Is de winkel zelf al heerlijk om in rond te dwalen, achter de schermen bleek het nog veel leuker. Ik kreeg een rondleiding door de enorme keuken waar alles voor de winkel gemaakt wordt. Meteen al bij binnenkomst valt het fraaie koperwerk op. Daaronder wordt met man en macht inktvis geprepareerd, worden paprika’s geroosterd, staan pannen bouillon op en achterin worden verse, tweekleurige ravioli met de hand gevuld. Die móeten straks mee naar huis!

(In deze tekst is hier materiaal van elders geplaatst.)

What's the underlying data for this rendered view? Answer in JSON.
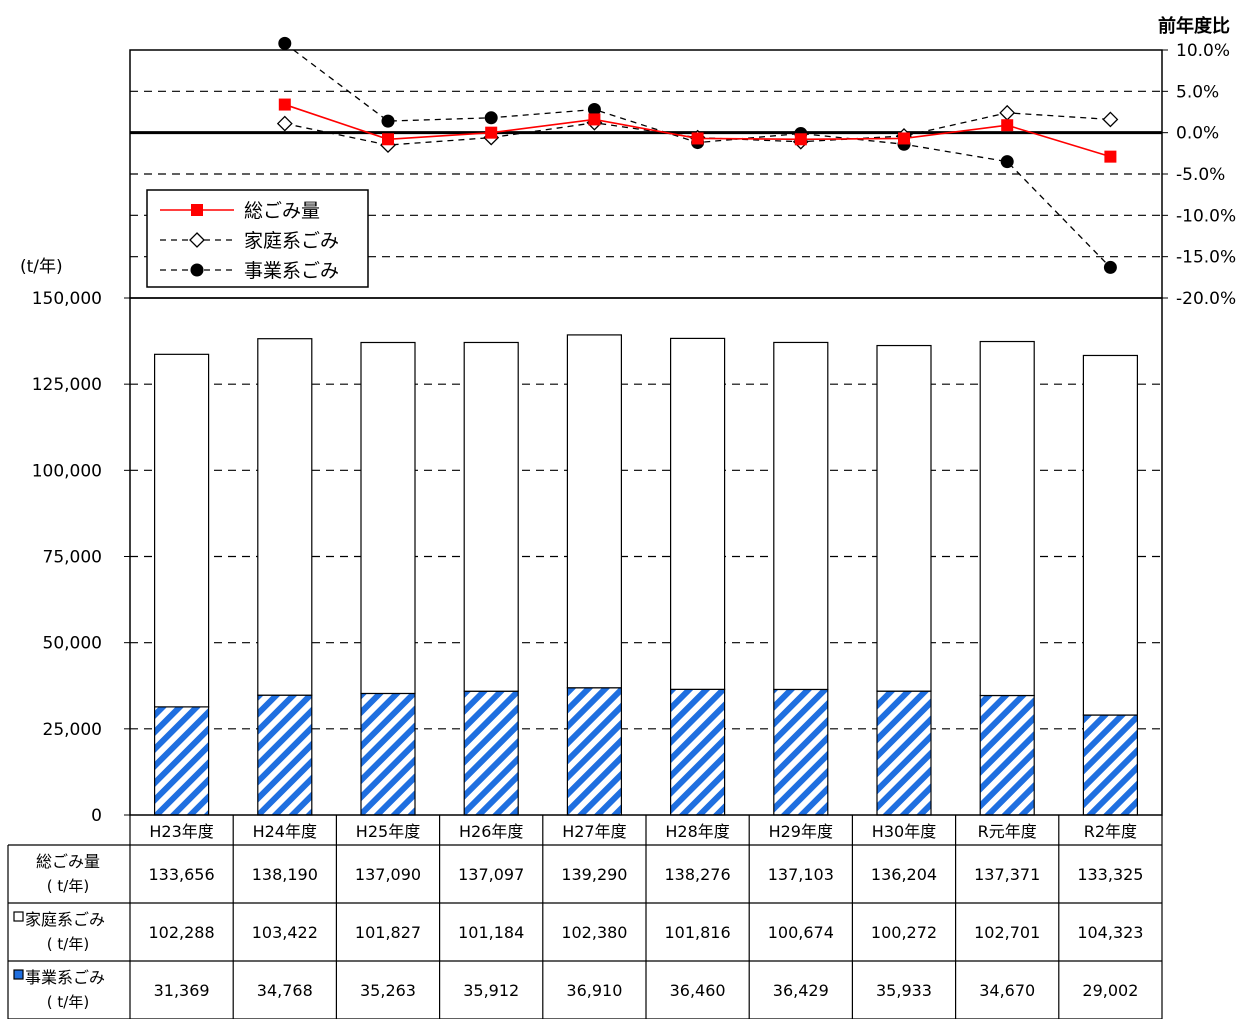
{
  "chart_data": {
    "type": "bar",
    "categories": [
      "H23年度",
      "H24年度",
      "H25年度",
      "H26年度",
      "H27年度",
      "H28年度",
      "H29年度",
      "H30年度",
      "R元年度",
      "R2年度"
    ],
    "bar_chart": {
      "y_unit_label": "(t/年)",
      "ylim": [
        0,
        150000
      ],
      "yticks": [
        "0",
        "25,000",
        "50,000",
        "75,000",
        "100,000",
        "125,000",
        "150,000"
      ],
      "ytick_values": [
        0,
        25000,
        50000,
        75000,
        100000,
        125000,
        150000
      ],
      "stacked": true,
      "series": [
        {
          "name": "事業系ごみ",
          "values": [
            31369,
            34768,
            35263,
            35912,
            36910,
            36460,
            36429,
            35933,
            34670,
            29002
          ],
          "color": "#1f6fe0",
          "pattern": "diagonal-stripes"
        },
        {
          "name": "家庭系ごみ",
          "values": [
            102288,
            103422,
            101827,
            101184,
            102380,
            101816,
            100674,
            100272,
            102701,
            104323
          ],
          "color": "#ffffff"
        }
      ],
      "grid": "dashed"
    },
    "line_chart": {
      "axis_title": "前年度比",
      "ylim": [
        -20,
        10
      ],
      "yticks": [
        "10.0%",
        "5.0%",
        "0.0%",
        "-5.0%",
        "-10.0%",
        "-15.0%",
        "-20.0%"
      ],
      "ytick_values": [
        10,
        5,
        0,
        -5,
        -10,
        -15,
        -20
      ],
      "series": [
        {
          "name": "総ごみ量",
          "values": [
            null,
            3.4,
            -0.8,
            0.0,
            1.6,
            -0.7,
            -0.8,
            -0.7,
            0.9,
            -2.9
          ],
          "color": "#ff0000",
          "marker": "square",
          "style": "solid"
        },
        {
          "name": "家庭系ごみ",
          "values": [
            null,
            1.1,
            -1.5,
            -0.6,
            1.2,
            -0.6,
            -1.1,
            -0.4,
            2.4,
            1.6
          ],
          "color": "#000000",
          "marker": "diamond-open",
          "style": "dashed"
        },
        {
          "name": "事業系ごみ",
          "values": [
            null,
            10.8,
            1.4,
            1.8,
            2.8,
            -1.2,
            -0.1,
            -1.4,
            -3.5,
            -16.3
          ],
          "color": "#000000",
          "marker": "circle-filled",
          "style": "dashed"
        }
      ],
      "legend_position": "left"
    },
    "table": {
      "rows": [
        {
          "label_line1": "総ごみ量",
          "label_line2": "( t/年)",
          "swatch": "none",
          "values": [
            "133,656",
            "138,190",
            "137,090",
            "137,097",
            "139,290",
            "138,276",
            "137,103",
            "136,204",
            "137,371",
            "133,325"
          ]
        },
        {
          "label_line1": "家庭系ごみ",
          "label_line2": "( t/年)",
          "swatch": "white",
          "values": [
            "102,288",
            "103,422",
            "101,827",
            "101,184",
            "102,380",
            "101,816",
            "100,674",
            "100,272",
            "102,701",
            "104,323"
          ]
        },
        {
          "label_line1": "事業系ごみ",
          "label_line2": "( t/年)",
          "swatch": "blue",
          "values": [
            "31,369",
            "34,768",
            "35,263",
            "35,912",
            "36,910",
            "36,460",
            "36,429",
            "35,933",
            "34,670",
            "29,002"
          ]
        }
      ]
    }
  }
}
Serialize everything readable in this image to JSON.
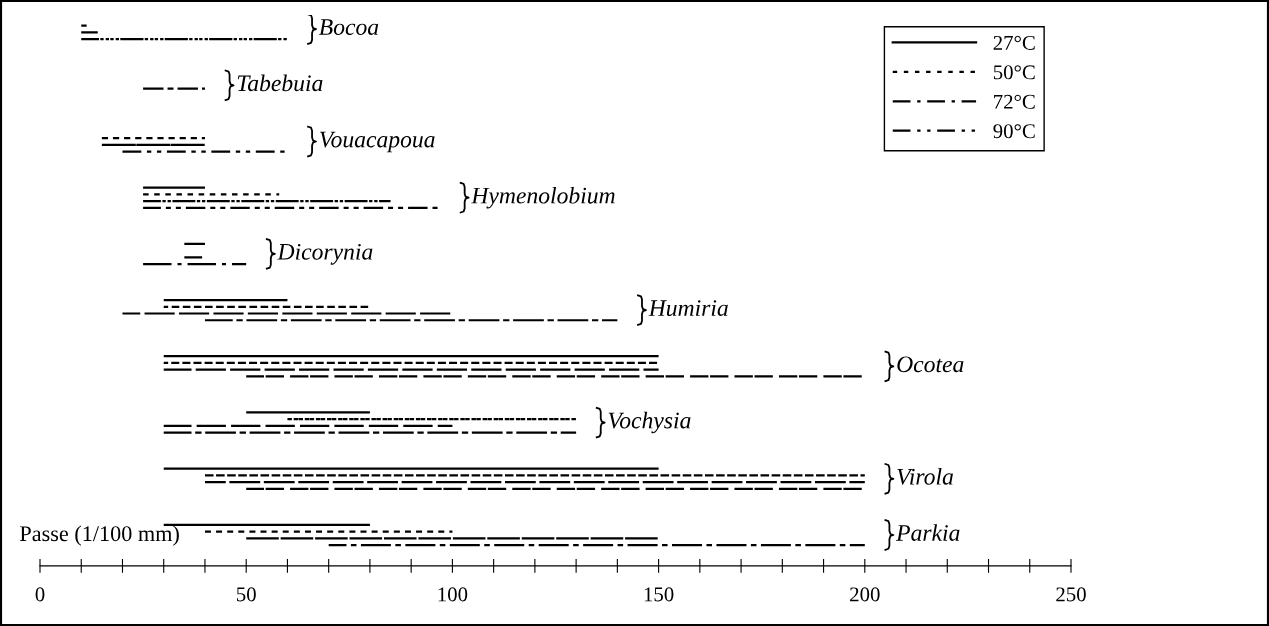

Er is een aparte ruimte voor chocola, waar twee ketels met het vloeibare bruine goud verleidelijk staan te geuren. De bakkerij ernaast is al opgeruimd: daar beginnen ze immers al ’s ochtends heel vroeg. In de kelder zit de immense slagerij. De pancetta voor de kerst wordt alvast in de kruiden gezet. Er is net een flinke bak gemaakt van de wereldberoemde pesto van Peck. Grote koelcellen hangen vol kalfsvlees (uit Nederland!), worsten, bresaola, koteletten. De aantallen zijn indrukwekkend: per week maken ze 80 kilo ragu (zeg maar: bolognesesaus) en 100 kilo stracotto per week, de gestoofde vleesvulling voor ravioli en tortellini die zo’n 7 à 8 uur moet sudderen. Er gaan per jaar 3000 bresaola’s doorheen en 1600 parmahammen. In de kaaskelder ruikt het ook al zo lekker, inclusief een hele wand vol oude Parmiggiano Reggiano’s uit 2008 die gereserveerd staan voor Japan.
Op de eerste verdieping is het restaurant, waar uiteraard ook alle lekkernijen uit de winkel op het menu staan, al hebben ze hier ook weer een eigen keuken. Na een prachtig assortiment antipasti (vooral de bresaola in het midden, met een ansjovisje erbij is verrukkelijk) volgt de risotto alla milanese, hét lokale gerecht. En van de kliekjes daarvan maken ze dan weer Riso al salto (link voor het recept!): knapperige pannenkoekjes. Heerlijk! En nog geserveerd door een leuke ober ook.
Het vliegtuig wacht, dus nog even heel snel door de winkel rennen voor wat boodschappen. Vanwege die hinderlijke vloeistofbeperkingen valt voor de handbagagereiziger helaas een hoop af. Gelukkig hebben we de ravioli nog! Helaas. De dame achter de balie is onverbiddelijk: de verse pasta mag hooguit 1 uur buiten de koeling, en tot Amsterdam is het nog wel een eindje verder. Ook die met kaasvulling krijg ik niet mee van haar. Uiteindelijk wordt het dan maar een doosje houdbare linguine. En de volgende keer neem ik een koeltasje mee.